Though there's no chatter of a reprisal for the 1999 flick, screenwriters Kohn and Silverstein say it did serve as inspiration of sort for last year's I Feel Pretty, starring Amy Schumer as a cosmetics employee who gets the self-confidence knocked into her after falling off a SoulCycle bike. Asked how their approach for that comedy varied from their first, Silverstein told ET, "Between this and Never Been Kissed, not that different at all. When we started this, we felt like this is a spiritual successor to that movie in a way. Because, again, it's a lead character comedy that has a broad, high concept to it, but it's treated in a very real way."
For the record, though, if there were to be a reprisal, count Vartan among those who believe Josie and Sam are still holding steady. "Well, I mean, I think we'd be age appropriate, at least," he told Bravo's The Daily Dish last year. (At 24, Barrymore was just a year younger than her character while Vartan was 30.) "I mean, she's still younger than me, but yeah maybe I'd be the janitor and she'd be the principal of the school. I guess I'd still be a teacher. Maybe I'd have a tie now, like a little cloth tie. I have no idea."

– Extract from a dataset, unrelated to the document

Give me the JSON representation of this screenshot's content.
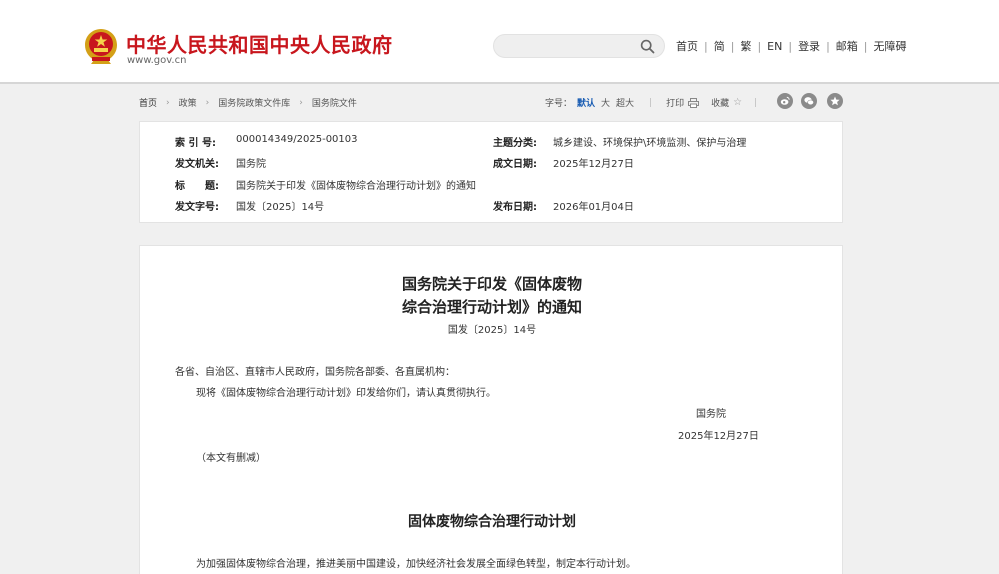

Despite a bevy of roles to choose from, Barrymore names Never Been Kissed as one of her "favorite films" from her storied four-decade career, telling UK's Glamour she "loved playing Josie." The experience is edged out just slightly by 1998's Ever After, a riff on the classic Cinderella fairytale because the decidedly feminist retelling of the story taught Barrymore how to "rescue" herself. No wonder, then, that the actress would be down to reconnect with her former costars. "We need to do something—a reunion," she recently told E! News of the milestone anniversary. "We loved it and each other."